MOXIE, or the MIT-led Mars Oxygen In-Situ Resource Utilization Experiment, has been operating since April 2021, early in the rover’s mission. However, the new study published in Science Advances is the first real update on the project. MOXIE is about the size of a lunchbox, designed to test a method for processing Mars’ carbon dioxide atmosphere into oxygen. The MIT researchers managing the project say that in each of the machine’s seven experimental runs, it hit its target of six grams of oxygen per hour. 

“This is the first demonstration of actually using resources on the surface of another planetary body and transforming them chemically into something that would be useful for a human mission,” says MIT’s Jeffrey Hoffman. In situ resource utilization is a hot topic in planetary exploration. Every bit of mass you have to launch from Earth adds to the cost and complexity of a mission. The ability to produce what you need at the destination could revolutionize space exploration and make it feasible to send humans to more distant locations. 

MOXIE was designed to be small enough to fit on the Perseverance rover.

MOXIE works by drawing in air on Mars, which is almost entirely carbon dioxide. The air is filtered to remove contaminants and pressurized to make processing it more efficient. The air is then directed through an instrument called the Solid OXide Electrolyzer (SOXE).
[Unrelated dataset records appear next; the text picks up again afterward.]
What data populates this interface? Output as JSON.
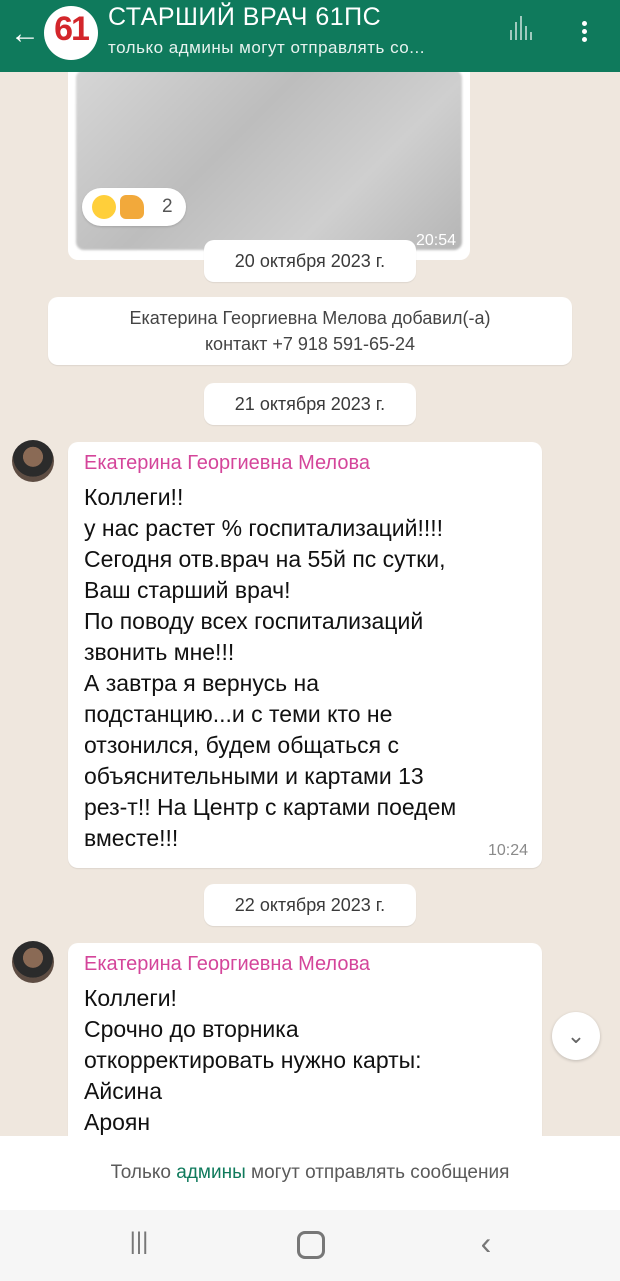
{
  "header": {
    "title": "СТАРШИЙ ВРАЧ 61ПС",
    "subtitle": "только админы могут отправлять со...",
    "group_avatar_text": "61",
    "back_icon": "arrow-left-icon",
    "voice_icon": "audio-wave-icon",
    "menu_icon": "more-vertical-icon"
  },
  "image_message": {
    "time": "20:54"
  },
  "reactions": {
    "count": "2",
    "emojis": [
      "smiling-face-icon",
      "thumbs-up-icon"
    ]
  },
  "dates": [
    "20 октября 2023 г.",
    "21 октября 2023 г.",
    "22 октября 2023 г."
  ],
  "system_message": {
    "line1": "Екатерина Георгиевна Мелова добавил(-а)",
    "line2": "контакт +7 918 591-65-24"
  },
  "messages": [
    {
      "author": "Екатерина Георгиевна Мелова",
      "text": "Коллеги!!\nу нас растет % госпитализаций!!!!\nСегодня отв.врач на 55й пс сутки,\nВаш старший врач!\nПо поводу всех госпитализаций\nзвонить мне!!!\nА завтра я вернусь на\nподстанцию...и с теми кто не\nотзонился, будем общаться с\nобъяснительными и картами 13\nрез-т!! На Центр с картами поедем\nвместе!!!",
      "time": "10:24"
    },
    {
      "author": "Екатерина Георгиевна Мелова",
      "text": "Коллеги!\nСрочно до вторника\nоткорректировать нужно карты:\nАйсина\nАроян"
    }
  ],
  "footer": {
    "prefix": "Только ",
    "admins": "админы",
    "suffix": " могут отправлять сообщения"
  },
  "colors": {
    "header": "#0f7a5c",
    "author": "#d4459a",
    "background": "#efe7de"
  }
}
It electrochemically splits the carbon dioxide molecules into oxygen ions and carbon monoxide. The oxygen ions are joined in pairs to form molecular oxygen, which is what we breathe. Perseverance doesn’t save this gas, though. MOXIE assesses the purity and then vents the oxygen and carbon monoxide back into the atmosphere. 

The team ran MOXIE in a variety of conditions to ensure this technique is workable on Mars. There are still some details to work out — they still need to test oxygen production in the dawn and dusk periods when temperatures vary wildly, and MOXIE will also be pushed beyond the six-gram target. 

If all continues to go well, MOXIE could serve as the basis for future life support systems on Mars. This experiment was designed to be small and low-power so it could ride along on Perseverance. In the future, a larger version could be sent to Mars ahead of human explorers to produce as much oxygen as a small forest. Astronauts would arrive to find all the breathable air they need. Oxygen is also useful as a propellant, which could fuel a return trip to Earth.